Construire modestement, ce n’est pas autoriser le provisionnement de ressources en mode far west et les failles de sécurité grossières. Il faut adapter les ambitions et les technologies en fonction des objectifs et des contraintes humaines et financières.

Organisation full auto rigide versus human failure tolérant ?

Pourquoi creuser dans une montagne de granit quand on peut faire une route qui la contourne ?

Parfois l’effort d’automatisation ne vaut pas forcément le coup pour des produits non prévus pour, et la rigidité de l’automatisation est un frein aux opérations et à l’innovation.

Cramer deux semaines de setup pour automatiser un truc qui n’a jamais été prévu pour, qui ne bougera peut-être plus jamais, c’est probablement une erreur économique.

À partir du moment où on peut garantir l’intégrité des données avec un backup automatisé et repartir sur un snapshot de disque en quelques minutes,

ne gaspillez pas des ressources pour un idéal d’automatisation qui n’a pas de sens.

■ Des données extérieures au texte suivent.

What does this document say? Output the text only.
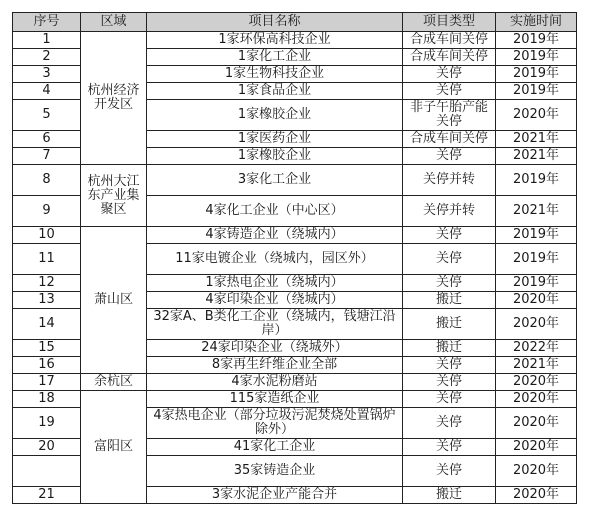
序号	区域	项目名称	项目类型	实施时间
1	杭州经济开发区	1家环保高科技企业	合成车间关停	2019年
2		1家化工企业	合成车间关停	2019年
3		1家生物科技企业	关停	2019年
4		1家食品企业	关停	2019年
5		1家橡胶企业	非子午胎产能关停	2020年
6		1家医药企业	合成车间关停	2021年
7		1家橡胶企业	关停	2021年
8	杭州大江东产业集聚区	3家化工企业	关停并转	2019年
9		4家化工企业（中心区）	关停并转	2021年
10	萧山区	4家铸造企业（绕城内）	关停	2019年
11		11家电镀企业（绕城内，园区外）	关停	2019年
12		1家热电企业（绕城内）	关停	2019年
13		4家印染企业（绕城内）	搬迁	2020年
14		32家A、B类化工企业（绕城内，钱塘江沿岸）	搬迁	2020年
15		24家印染企业（绕城外）	搬迁	2022年
16		8家再生纤维企业全部	关停	2021年
17	余杭区	4家水泥粉磨站	关停	2020年
18	富阳区	115家造纸企业	关停	2020年
19		4家热电企业（部分垃圾污泥焚烧处置锅炉除外）	关停	2020年
20		41家化工企业	关停	2020年
		35家铸造企业	关停	2020年
21		3家水泥企业产能合并	搬迁	2020年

Il est ok de parfois faire des actions manuelles d’urgence et des opérations rapides, à condition ensuite de maîtriser les risques et de répercuter les changements avec intelligence dans le code de l’infrastructure as code.

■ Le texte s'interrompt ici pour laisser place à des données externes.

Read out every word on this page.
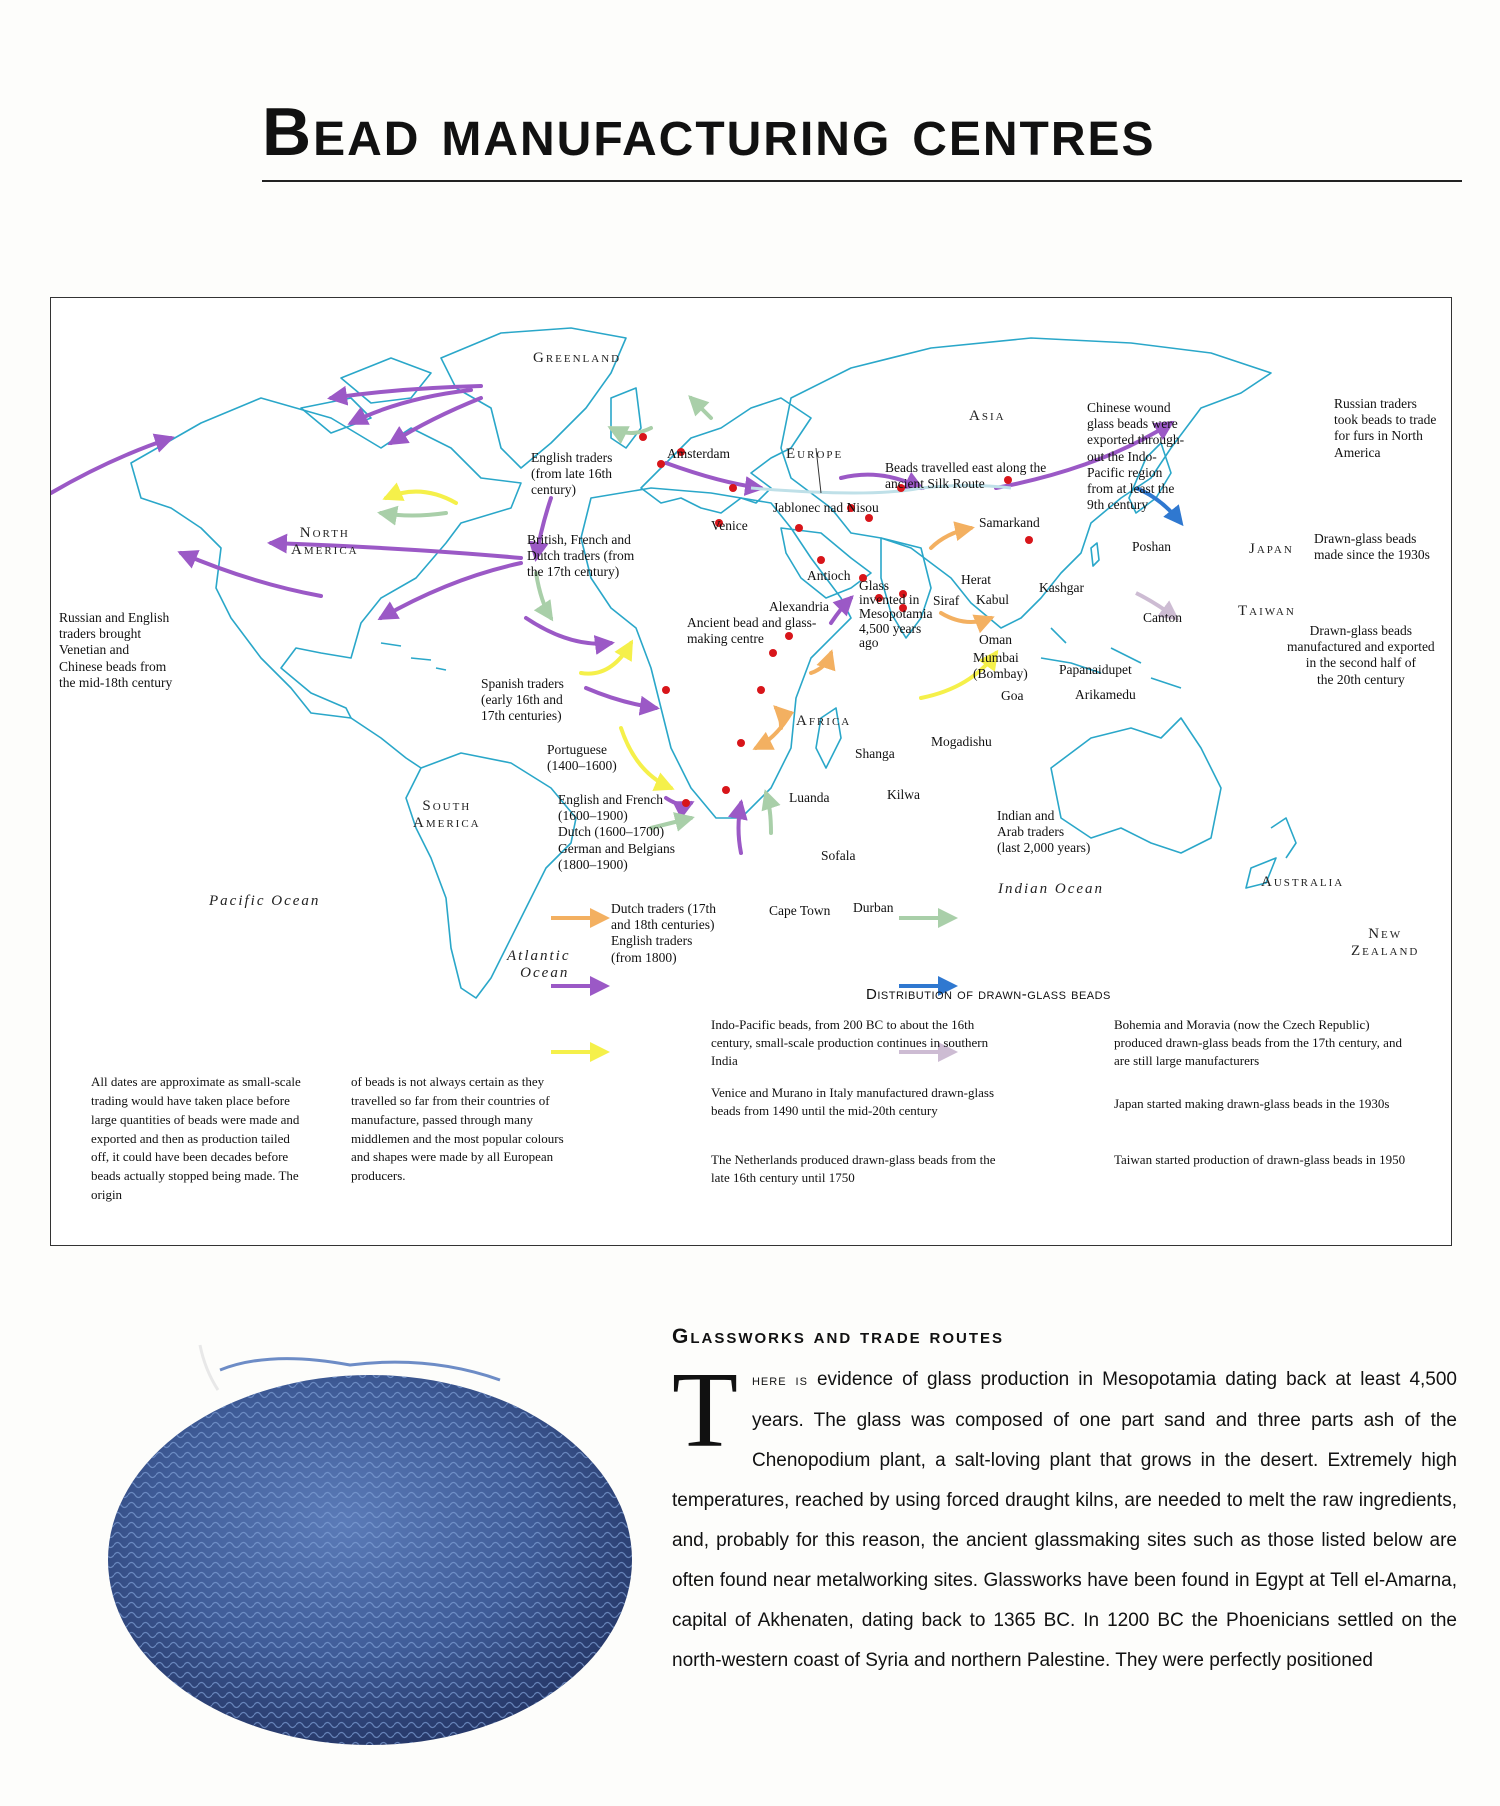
Bead manufacturing centres
Greenland
North
America
South
America
Europe
Asia
Africa
Australia
New
Zealand
Japan
Taiwan
Pacific Ocean
Atlantic
Ocean
Indian Ocean
Amsterdam
Jablonec nad Nisou
Venice
Antioch
Alexandria
Ancient bead and glass-
making centre
Glass
invented in
Mesopotamia
4,500 years
ago
Siraf
Samarkand
Herat
Kabul
Kashgar
Oman
Mumbai
(Bombay)
Goa
Papanaidupet
Arikamedu
Poshan
Canton
Mogadishu
Shanga
Kilwa
Luanda
Sofala
Cape Town Durban
English traders
(from late 16th
century)
British, French and
Dutch traders (from
the 17th century)
Russian and English
traders brought
Venetian and
Chinese beads from
the mid-18th century	Spanish traders
(early 16th and
17th centuries)
Portuguese
(1400–1600)
English and French
(1600–1900)
Dutch (1600–1700)
German and Belgians
(1800–1900)
Dutch traders (17th
and 18th centuries)
English traders
(from 1800)
Beads travelled east along the
ancient Silk Route
Chinese wound
glass beads were
exported through-
out the Indo-
Pacific region
from at least the
9th century
Russian traders
took beads to trade
for furs in North
America
Drawn-glass beads
made since the 1930s
Drawn-glass beads
manufactured and exported
in the second half of
the 20th century
Indian and
Arab traders
(last 2,000 years)
Distribution of drawn-glass beads
Indo-Pacific beads, from 200 BC to about the 16th century, small-scale production continues in southern India
Venice and Murano in Italy manufactured drawn-glass beads from 1490 until the mid-20th century
The Netherlands produced drawn-glass beads from the late 16th century until 1750
Bohemia and Moravia (now the Czech Republic) produced drawn-glass beads from the 17th century, and are still large manufacturers
Japan started making drawn-glass beads in the 1930s
Taiwan started production of drawn-glass beads in 1950
All dates are approximate as small-scale trading would have taken place before large quantities of beads were made and exported and then as production tailed off, it could have been decades before beads actually stopped being made. The origin
of beads is not always certain as they travelled so far from their countries of manufacture, passed through many middlemen and the most popular colours and shapes were made by all European producers.
Glassworks and trade routes
There is evidence of glass production in Mesopotamia dating back at least 4,500 years. The glass was composed of one part sand and three parts ash of the Chenopodium plant, a salt-loving plant that grows in the desert. Extremely high temperatures, reached by using forced draught kilns, are needed to melt the raw ingredients, and, probably for this reason, the ancient glassmaking sites such as those listed below are often found near metalworking sites. Glassworks have been found in Egypt at Tell el-Amarna, capital of Akhenaten, dating back to 1365 BC. In 1200 BC the Phoenicians settled on the north-western coast of Syria and northern Palestine. They were perfectly positioned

Ne vous battez pas contre Terraform, mais ajustez vos processus humains pour permettre des actions d’urgence et faire de la remédiation ensuite.

Taguez vos ressources faites avec Terraform, tagguez les ressources touchées à la main et répercutez les changements manuels dans le code.

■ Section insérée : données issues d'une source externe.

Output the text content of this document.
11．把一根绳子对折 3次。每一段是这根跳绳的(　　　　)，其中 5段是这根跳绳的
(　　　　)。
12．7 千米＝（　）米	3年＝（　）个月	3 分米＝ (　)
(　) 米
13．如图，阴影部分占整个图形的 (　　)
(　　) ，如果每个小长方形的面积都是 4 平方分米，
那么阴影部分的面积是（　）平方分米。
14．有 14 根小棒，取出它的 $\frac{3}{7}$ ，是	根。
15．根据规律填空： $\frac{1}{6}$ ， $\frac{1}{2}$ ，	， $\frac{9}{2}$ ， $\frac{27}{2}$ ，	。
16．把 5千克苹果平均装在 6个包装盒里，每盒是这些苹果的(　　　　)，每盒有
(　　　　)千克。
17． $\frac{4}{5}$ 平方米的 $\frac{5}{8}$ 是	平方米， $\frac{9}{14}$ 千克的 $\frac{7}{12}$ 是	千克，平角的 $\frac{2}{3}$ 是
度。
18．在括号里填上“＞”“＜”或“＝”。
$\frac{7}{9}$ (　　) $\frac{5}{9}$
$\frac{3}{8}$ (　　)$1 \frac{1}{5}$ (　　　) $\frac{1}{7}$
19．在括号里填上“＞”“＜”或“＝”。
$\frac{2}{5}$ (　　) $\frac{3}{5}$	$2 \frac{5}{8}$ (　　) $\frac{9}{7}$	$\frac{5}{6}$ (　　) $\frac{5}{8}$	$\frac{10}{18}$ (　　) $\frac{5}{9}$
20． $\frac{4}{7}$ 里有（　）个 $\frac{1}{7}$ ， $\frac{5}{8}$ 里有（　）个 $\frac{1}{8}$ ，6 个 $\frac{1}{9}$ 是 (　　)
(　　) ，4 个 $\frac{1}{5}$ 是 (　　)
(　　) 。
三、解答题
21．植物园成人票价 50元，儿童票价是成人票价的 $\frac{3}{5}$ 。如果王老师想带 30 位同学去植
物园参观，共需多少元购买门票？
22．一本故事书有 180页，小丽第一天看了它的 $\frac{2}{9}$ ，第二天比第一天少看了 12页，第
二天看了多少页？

illustration, main robotique et main humaine se sert la main

Mes recommandations pour migrer vers un système et une organisation un peu plus automatisés

Lister les parties les plus susceptibles de changer rapidement. Lister les parties les moins fiables ou les plus fragiles. Lister les parties complexes à déplacer, les technologies legacy ou problématiques. Vous livrez du code régulièrement ? Le rythme est trop soutenu pour être tenable ? Mettez de l’effort pour automatiser ces livraisons.

Vous avez une application avec des problèmes récurrents, ou vous avez besoin d’un shift technologique inexistant dans votre organisation ?

Migrer vers le cloud en replatformant votre infrastructure pour tirer parti de ces services cloud.

Est-ce que votre machine legacy sculptée à la main dans un bloc de granit va bénéficier d’un boost de performance si on la met dans un compute GCE ? Probablement pas, et l’investissement de la migration ne sera probablement pas amorti par cette opération. Gardez-la au chaud chez vous et faites de l’hybride. Bougez-la seulement si ça coûte moins cher que de changer de produit. Tuez-la si elle n’est pas tellement indispensable.

Si vous voyez des piles d’équipements devant ou derrière vos applications, challengez l’idée d’en dégager quelques-unes !

Peut-être que les 3 reverses proxy devant votre application avaient du sens à un moment, mais peut-être aussi que vous pouvez rassembler leurs fonctions dans un seul proxy et vous réduirez la latence de chaques requêtes et sûrement la complexité de gestion de votre application.

Le mot de la fin

On revient à une de mes plus grandes obsessions : seul le service rendu et la disponibilité du service comptent. La rigidité peut apporter de la rigueur et de la structure, mais elle peut aussi aliéner et ralentir les opérations et l’innovation. Beaucoup de souplesse apporte de la liberté, mais elle permet aussi plus de déviance et de désorganisation.

Le niveau de flexibilité et d’automatisation joue sur la capacité à livrer plus vite et mieux, mais si l’organisation n’est pas mature dans son industrialisation et dans sa conduite du changement, vous balancez des coups d’épée dans l’eau.